Q:「サッカー抜きでその国を語るなら何ですか?」
「豊かな食文化」や「人々の温かい人柄」に加え、美しいビーチ、深い歴史、そして偉大な芸術が日常に溶け込んでいるところです。
バルセロナのあるカタルーニャ地方は海と山に囲まれた食材の宝庫で、市場(メルカド)の色鮮やかな食材は見ているだけでワクワクします。 街中には中世の面影を残す旧市街や歴史的な建造物が佇み、すぐ目の前には青く輝く地中海のビーチが広がっています。さらに、ガウディ、ピカソ、ダリ、ミロといった巨匠たちが愛し、彼らの素晴らしい芸術が息づく街でもあります。 そして何より、人々がとてもフレンドリー。言葉が完璧に通じなくても、バル(居酒屋)のカウンターで隣り合わせればすぐに笑顔で話し掛けてくれます。
歴史、芸術、自然、そして美味しい食事を真ん中にして人生を謳歌する、あの陽気で温かい空気感は、一度味わうと「また必ずここに戻ってきたい」と思わせてくれる最大の魅力です。

Q:「その国を一皿で表すとしたら何ですか?」
「パエリア(Paella)」、それとカタルーニャ名物の「フィデウア(Fideuà)」です。
スペインといえばパエリアが有名ですが、バルセロナがあるカタルーニャ地方では、お米の代わりに「極細のパスタ」を使った「フィデウア」というイカ墨や魚介のパスタパエリアも大人気です。大皿をみんなで囲み、アリオリソース(にんにくマヨネーズ)をたっぷりつけてつつき合う時間は、まさにスペインの「繋がり」や「団らん」を象徴する一皿です。
Q:「あまり知られていない、実際に暮らしてみて感じた『意外な一面』を教えてください」
バルセロナの人々は、実はとても「地元(カタルーニャ)愛が強く、独自の文化を大切にしている」という点です。
スペインというと情熱的なフラメンコや闘牛のイメージが強いかもしれませんが、バルセロナがあるカタルーニャ州では闘牛は禁止されており、フラメンコも元々の郷土文化ではありません。彼らはスペイン語(カステリャーノ)とは異なる「カタルーニャ語」を話し、独自の歴史やアイデンティティに強い誇りを持っています。
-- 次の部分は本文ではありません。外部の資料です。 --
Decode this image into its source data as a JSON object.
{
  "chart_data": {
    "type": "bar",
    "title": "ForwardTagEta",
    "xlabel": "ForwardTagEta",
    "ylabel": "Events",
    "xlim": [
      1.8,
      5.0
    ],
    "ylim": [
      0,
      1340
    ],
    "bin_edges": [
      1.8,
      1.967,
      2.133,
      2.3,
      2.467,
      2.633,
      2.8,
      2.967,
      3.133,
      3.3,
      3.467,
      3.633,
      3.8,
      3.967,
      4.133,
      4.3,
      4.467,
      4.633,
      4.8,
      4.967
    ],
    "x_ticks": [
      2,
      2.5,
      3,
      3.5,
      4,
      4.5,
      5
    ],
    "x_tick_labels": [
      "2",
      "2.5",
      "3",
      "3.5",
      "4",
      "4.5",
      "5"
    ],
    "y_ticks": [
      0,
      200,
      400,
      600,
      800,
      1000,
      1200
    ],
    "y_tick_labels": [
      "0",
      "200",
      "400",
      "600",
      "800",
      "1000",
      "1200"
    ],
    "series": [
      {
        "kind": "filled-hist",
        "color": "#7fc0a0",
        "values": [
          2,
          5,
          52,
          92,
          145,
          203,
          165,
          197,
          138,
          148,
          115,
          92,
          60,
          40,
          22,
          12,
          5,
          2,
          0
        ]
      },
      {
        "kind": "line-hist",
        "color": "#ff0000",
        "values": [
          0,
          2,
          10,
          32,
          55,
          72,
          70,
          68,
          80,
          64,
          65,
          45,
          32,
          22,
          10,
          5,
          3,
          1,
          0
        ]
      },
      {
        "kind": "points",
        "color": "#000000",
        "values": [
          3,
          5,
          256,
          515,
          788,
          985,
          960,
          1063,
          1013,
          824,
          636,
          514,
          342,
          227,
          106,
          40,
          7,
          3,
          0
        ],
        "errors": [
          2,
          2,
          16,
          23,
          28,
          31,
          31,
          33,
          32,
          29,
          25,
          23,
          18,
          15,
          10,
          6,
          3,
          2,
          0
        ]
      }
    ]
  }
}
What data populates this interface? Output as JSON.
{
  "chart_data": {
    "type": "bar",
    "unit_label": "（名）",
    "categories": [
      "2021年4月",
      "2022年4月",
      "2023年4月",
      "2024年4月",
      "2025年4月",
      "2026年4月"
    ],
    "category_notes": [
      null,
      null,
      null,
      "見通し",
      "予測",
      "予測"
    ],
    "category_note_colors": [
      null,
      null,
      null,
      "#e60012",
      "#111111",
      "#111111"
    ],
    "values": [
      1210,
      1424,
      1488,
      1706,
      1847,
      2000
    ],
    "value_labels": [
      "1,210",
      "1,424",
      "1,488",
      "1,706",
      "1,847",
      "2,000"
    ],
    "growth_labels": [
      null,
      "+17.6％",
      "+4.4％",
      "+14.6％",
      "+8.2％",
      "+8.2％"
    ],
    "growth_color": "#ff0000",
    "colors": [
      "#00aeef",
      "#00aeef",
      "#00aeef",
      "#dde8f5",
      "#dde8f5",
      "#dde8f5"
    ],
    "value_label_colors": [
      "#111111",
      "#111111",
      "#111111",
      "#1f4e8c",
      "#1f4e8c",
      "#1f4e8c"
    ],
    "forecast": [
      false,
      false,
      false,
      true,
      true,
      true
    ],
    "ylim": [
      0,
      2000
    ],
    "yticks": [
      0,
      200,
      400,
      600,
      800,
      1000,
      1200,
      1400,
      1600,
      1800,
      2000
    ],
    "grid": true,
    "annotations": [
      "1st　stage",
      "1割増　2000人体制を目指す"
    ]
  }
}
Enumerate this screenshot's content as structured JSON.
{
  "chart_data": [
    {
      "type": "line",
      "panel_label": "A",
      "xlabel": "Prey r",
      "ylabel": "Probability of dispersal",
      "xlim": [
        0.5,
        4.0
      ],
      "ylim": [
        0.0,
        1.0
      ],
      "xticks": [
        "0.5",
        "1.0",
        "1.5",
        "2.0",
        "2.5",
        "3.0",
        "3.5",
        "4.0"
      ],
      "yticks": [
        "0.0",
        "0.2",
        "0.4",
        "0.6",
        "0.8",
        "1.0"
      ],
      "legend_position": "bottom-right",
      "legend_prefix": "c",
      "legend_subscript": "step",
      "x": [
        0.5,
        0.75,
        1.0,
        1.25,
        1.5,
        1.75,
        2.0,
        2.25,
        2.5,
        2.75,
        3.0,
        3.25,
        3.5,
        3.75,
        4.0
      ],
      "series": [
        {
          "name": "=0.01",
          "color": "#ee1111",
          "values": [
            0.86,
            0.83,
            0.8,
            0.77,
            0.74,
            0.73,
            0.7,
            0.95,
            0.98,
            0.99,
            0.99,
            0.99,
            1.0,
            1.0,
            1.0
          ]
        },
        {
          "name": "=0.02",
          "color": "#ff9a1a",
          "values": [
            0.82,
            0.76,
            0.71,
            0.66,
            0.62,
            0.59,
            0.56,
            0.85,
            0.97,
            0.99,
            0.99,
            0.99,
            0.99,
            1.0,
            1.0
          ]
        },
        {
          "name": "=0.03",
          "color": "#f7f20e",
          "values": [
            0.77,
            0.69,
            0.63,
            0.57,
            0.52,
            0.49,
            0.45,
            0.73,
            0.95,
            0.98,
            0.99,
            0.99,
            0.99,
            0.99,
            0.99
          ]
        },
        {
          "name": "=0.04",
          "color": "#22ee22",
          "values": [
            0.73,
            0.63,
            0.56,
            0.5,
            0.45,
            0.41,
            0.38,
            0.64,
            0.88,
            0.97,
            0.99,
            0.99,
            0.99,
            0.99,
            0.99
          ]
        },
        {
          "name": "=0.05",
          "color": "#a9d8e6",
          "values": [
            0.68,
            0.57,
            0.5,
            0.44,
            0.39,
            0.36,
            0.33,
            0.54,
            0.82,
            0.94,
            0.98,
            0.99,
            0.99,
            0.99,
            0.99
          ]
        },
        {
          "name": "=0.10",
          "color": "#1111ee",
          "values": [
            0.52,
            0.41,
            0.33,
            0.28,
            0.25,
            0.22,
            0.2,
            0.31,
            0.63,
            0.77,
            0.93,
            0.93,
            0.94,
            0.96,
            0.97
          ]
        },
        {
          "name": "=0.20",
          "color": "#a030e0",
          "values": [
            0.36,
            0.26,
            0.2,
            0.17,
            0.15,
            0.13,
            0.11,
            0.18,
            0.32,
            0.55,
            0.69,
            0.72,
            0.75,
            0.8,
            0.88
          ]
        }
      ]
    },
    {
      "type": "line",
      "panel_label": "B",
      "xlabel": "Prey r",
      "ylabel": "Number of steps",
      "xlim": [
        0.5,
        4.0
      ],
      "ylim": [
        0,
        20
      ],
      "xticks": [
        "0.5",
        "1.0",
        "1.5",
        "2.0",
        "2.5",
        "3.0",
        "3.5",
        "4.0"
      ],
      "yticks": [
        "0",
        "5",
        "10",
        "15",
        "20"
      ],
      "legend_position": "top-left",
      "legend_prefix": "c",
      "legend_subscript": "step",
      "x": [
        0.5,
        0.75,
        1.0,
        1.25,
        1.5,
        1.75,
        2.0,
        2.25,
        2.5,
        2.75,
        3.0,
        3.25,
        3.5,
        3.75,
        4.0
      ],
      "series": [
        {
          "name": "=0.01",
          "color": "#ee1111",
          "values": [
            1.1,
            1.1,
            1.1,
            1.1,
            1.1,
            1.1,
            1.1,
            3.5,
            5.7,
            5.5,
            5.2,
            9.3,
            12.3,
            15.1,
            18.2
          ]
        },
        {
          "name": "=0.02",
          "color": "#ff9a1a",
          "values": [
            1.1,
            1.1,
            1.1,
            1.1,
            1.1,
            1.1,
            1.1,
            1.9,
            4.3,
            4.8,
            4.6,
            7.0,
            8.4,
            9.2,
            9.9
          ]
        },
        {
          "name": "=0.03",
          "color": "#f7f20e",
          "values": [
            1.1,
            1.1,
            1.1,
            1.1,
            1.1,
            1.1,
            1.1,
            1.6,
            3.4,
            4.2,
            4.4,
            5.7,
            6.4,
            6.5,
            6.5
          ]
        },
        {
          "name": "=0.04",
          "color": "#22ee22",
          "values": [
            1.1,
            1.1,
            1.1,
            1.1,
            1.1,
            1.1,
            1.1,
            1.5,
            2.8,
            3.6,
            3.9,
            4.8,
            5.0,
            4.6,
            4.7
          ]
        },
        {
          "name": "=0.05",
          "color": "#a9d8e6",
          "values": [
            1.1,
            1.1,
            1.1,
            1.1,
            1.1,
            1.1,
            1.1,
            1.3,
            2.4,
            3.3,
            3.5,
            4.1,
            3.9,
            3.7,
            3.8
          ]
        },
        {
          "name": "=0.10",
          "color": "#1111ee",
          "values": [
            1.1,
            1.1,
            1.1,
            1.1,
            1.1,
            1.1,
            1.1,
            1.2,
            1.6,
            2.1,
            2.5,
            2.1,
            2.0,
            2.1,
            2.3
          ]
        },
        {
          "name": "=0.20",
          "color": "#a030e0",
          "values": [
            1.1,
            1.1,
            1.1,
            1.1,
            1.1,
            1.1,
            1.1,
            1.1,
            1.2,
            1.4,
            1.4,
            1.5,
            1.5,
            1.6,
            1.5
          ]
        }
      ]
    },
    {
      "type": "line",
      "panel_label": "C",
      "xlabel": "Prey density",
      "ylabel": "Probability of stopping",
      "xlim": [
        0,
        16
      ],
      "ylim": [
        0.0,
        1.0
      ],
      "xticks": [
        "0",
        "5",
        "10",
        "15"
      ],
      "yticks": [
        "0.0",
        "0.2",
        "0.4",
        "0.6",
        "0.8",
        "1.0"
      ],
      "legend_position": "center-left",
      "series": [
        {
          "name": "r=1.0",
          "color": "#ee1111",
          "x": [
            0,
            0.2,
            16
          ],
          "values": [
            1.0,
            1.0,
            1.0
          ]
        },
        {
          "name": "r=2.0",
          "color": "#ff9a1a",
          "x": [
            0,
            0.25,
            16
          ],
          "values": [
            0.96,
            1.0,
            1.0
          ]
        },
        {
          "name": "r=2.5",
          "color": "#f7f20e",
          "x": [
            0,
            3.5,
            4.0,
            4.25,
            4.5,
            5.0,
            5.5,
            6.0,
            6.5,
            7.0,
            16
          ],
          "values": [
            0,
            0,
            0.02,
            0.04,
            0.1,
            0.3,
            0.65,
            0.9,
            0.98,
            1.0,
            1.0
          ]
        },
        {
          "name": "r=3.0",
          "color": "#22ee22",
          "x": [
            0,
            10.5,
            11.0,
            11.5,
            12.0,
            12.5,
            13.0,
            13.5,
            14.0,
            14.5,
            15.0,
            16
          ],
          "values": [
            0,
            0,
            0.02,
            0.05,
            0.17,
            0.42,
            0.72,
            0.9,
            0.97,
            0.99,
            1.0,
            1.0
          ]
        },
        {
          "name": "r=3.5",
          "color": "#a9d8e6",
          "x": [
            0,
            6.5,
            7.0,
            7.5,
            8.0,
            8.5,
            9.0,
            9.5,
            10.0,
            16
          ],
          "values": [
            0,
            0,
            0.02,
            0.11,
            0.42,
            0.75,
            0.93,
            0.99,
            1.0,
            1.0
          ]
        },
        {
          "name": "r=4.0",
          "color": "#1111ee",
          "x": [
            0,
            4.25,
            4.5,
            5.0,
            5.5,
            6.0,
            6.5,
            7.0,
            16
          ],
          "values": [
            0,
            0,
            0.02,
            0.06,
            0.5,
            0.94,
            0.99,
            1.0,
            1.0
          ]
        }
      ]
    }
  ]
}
実はバルセロナは、2,000年以上前のローマ帝国時代に築かれた都市が起源であり、旧市街には今も当時の城壁や神殿の柱といった「ローマ時代の遺跡」が日常の風景の中に溶け込んでいます。 一見すると大都市でモダンなバルセロナですが、一歩中に入ると、そうした途方もなく長い歴史を自分たちのルーツとして大切に守り、地域コミュニティの絆を紡いでいる、温かくも芯のある一面に気付かされました。
Q:「ワールドカップの決勝、エールをお願いします」
「両国とも、自分たちの哲学を信じて、最高のフットボールをピッチで表現してください! ¡Mucho ánimo!(全力で応援しています!)」
スペインの華麗なパスワークと、アルゼンチンの魂を揺さぶるような熱い闘志。どちらのプレースタイルも、それぞれの国の人柄や文化がそのままピッチに現れているようで、見ているだけで胸が熱くなります。お互いの誇りをかけた最高のゲームになることを心から楽しみにしています!